Известная московская художница Раиса Николаевна Зелинская-Платэ многие годы была дружна с замечательным писателем-пушкинистом, необычайно светлым человеком, нашим земляком, Иваном Алексеевичем Новиковым.
Будущая художница, дочь знаменитого химика Николая Дмитриевича Зелинского, познакомилась с писателем Иваном Новиковым в Кисловодске, в санатории ЦЕКУБУ в 1927 году, куда шестнадцатилетняя девушка приехала отдыхать с родителями. На одном из литературных вечеров-капустников, проводимых в санатории, им было поручено сочинить поэму-пародию на некоего Пискарева, в результате чего они очень сдружились. «По возрасту Иван Алексеевич, — вспоминала она впоследствии, — не примыкал тогда ни к старикам, ни к молодежи – было ему 50 лет, худенький, с бородкой и держался особняком. Но когда дело дошло до постановки шарад и пародий, И.А. обозначился как неистощимый кладезь выдумок. А руководство всей постановкой принадлежало Станиславскому, и он относился ко всему крайне серьезно».
Вторично писатель и художница встретились только в 1946 году на подмосковной даче «42-й километр» по Казанской дороге. К этому времени, Раиса Николаевна была уже достаточно известным в Москве живописцем и матерью двоих детей. Этим же летом был написан известный портрет Новикова в саду на скамейке, авторская копия которого украшает один из залов Музея писателей-орловцев. «И.А. приходил позировать очень аккуратно, не заставляя художника переживать опоздание модели, — вспоминала Зелинская, — и сеансы проходили в обоюдном согласии. Позировал он хорошо и с желанием, чтобы портрет получился, а это всегда важно для работы. Помогло и то, что человек он был веселый, с мягким юмором и очень ясными глазами зеленоватого цвета».

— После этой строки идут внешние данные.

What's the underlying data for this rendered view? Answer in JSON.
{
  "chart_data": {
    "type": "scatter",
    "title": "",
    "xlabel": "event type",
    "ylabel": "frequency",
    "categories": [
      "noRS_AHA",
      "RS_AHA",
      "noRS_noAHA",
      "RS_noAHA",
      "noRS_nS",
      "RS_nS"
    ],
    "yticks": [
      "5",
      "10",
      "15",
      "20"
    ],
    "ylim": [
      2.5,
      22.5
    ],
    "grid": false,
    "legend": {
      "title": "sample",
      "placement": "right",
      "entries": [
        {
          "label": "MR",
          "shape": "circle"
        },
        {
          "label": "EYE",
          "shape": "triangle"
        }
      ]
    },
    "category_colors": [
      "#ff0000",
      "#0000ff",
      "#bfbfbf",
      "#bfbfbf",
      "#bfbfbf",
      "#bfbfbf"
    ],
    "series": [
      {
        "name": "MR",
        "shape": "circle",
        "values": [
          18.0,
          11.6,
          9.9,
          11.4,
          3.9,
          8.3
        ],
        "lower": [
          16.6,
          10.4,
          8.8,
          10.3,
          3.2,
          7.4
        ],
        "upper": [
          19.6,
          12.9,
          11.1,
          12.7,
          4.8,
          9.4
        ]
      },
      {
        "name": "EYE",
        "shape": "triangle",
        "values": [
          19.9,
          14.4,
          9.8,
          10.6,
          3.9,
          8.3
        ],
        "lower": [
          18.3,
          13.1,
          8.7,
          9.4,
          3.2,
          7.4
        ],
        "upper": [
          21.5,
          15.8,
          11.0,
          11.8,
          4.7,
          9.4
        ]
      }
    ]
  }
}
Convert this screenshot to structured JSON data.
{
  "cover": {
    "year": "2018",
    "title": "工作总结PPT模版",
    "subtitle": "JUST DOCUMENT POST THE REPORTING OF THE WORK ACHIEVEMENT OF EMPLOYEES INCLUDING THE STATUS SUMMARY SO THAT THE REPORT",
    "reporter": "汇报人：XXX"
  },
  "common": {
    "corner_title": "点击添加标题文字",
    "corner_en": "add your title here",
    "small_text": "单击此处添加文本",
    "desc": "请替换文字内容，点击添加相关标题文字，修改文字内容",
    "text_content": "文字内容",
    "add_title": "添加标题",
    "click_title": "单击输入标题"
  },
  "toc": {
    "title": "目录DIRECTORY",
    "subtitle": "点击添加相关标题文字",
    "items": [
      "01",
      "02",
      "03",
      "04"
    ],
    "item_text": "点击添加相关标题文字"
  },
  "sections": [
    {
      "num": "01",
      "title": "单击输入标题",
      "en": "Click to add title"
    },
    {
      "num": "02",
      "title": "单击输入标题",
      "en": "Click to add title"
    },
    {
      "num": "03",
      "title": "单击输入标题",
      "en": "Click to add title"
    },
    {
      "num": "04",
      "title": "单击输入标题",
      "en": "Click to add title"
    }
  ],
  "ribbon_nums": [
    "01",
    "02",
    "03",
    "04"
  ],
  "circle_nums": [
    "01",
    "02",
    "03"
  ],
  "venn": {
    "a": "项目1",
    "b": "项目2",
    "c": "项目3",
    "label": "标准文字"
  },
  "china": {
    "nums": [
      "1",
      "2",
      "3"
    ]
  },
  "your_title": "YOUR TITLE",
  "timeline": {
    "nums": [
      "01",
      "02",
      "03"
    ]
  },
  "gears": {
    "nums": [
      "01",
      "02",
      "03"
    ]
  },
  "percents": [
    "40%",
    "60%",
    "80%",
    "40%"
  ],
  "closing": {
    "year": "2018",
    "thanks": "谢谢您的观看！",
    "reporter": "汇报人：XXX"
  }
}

С этого времени их встречи стали постоянными. Раиса Николаевна часто бывала в доме Новикова в Лаврушинском переулке Москвы, хорошо знала его семью. В своей мемуарной книге «Среди химиков и художников. Дневники моей жизни» Зелинская с восторгом описывает супругу писателя: «… я сразу влюбилась в его жену Ольгу Максимилиановну. Высокая, красивая и породистая женщина, очень скромно и со вкусом одетая, с чисто королевской приветливостью встретила нас с мужем, молодых и ничем не примечательных людей, как будто именно мы и были ей желанны. Удивительно красиво был накрыт столик для чая, а с каким радушием подавалось скромное угощение! Времена были тяжелые, люди жили небогато, но у нас у обоих осталось ощущение праздника от визита к ним. Впоследствии я поняла, что О.М. с одинаковой царственной простотой умела и принять гостей, и подмести двор».
Новиков всегда широко и весело праздновал свои именины. «На «Иванов день» 20 января, — вспоминает художница, — народ шел к Новиковым в Лаврушинский переулок чествовать хозяина дома. После ужина именинник всегда организовывал шарады. Иван Алексеевич оказался прекрасным актером, его пасынок Ростя в свое время учился в школе МХАТа, так что представляли вполне профессионально, и удовольствие получали все – участники и зрители».
В скромной квартире Ивана Алексеевича, по воспоминаниям художницы, всегда царила какая-то особая теплая атмосфера, а обстановка – удивительно гармонично отражала внутренний мир и круг интересов его личности. «Иван Алексеевич умел уютно сидеть в своем кабинете, — пишет она, — и почему-то присутствие мраморного бюста Пушкина работы Златовратского не делало его кабинет официальным, как бывает иногда со скульптурой в квартире. Иногда даже казалось, что они просто беседуют друг с другом – так органично вписался пушкинский мир с рисунками Ульянова на стенах во внутренний мир Ивана Алексеевича.
Иногда, прервав нашу с ним беседу, И.А. вдруг предлагал: « — Пойдемте на кухню, я вас картошечкой угощу!». Он так вкусно ее поджаривал маленькими кусочками, что оторваться нельзя. Помню его неожиданные утренние телефонные звонки: «- Р.Н., я, знаете, сегодня сон странный видел, будто вы к нам собираетесь, к чему бы это?». « — Да, ведь, и правда собираюсь!», — радостно кричу я и иду в Лаврушинский, если даже собиралась совсем в другое место».
Хочется еще раз подтвердить, — заключает Р.Н. Зелинская свои короткие, но такие живые воспоминания о нашем удивительном земляке, — что хорошие большие люди не умирают совсем, и их влияние, их особенная посмертная жизнь продолжается».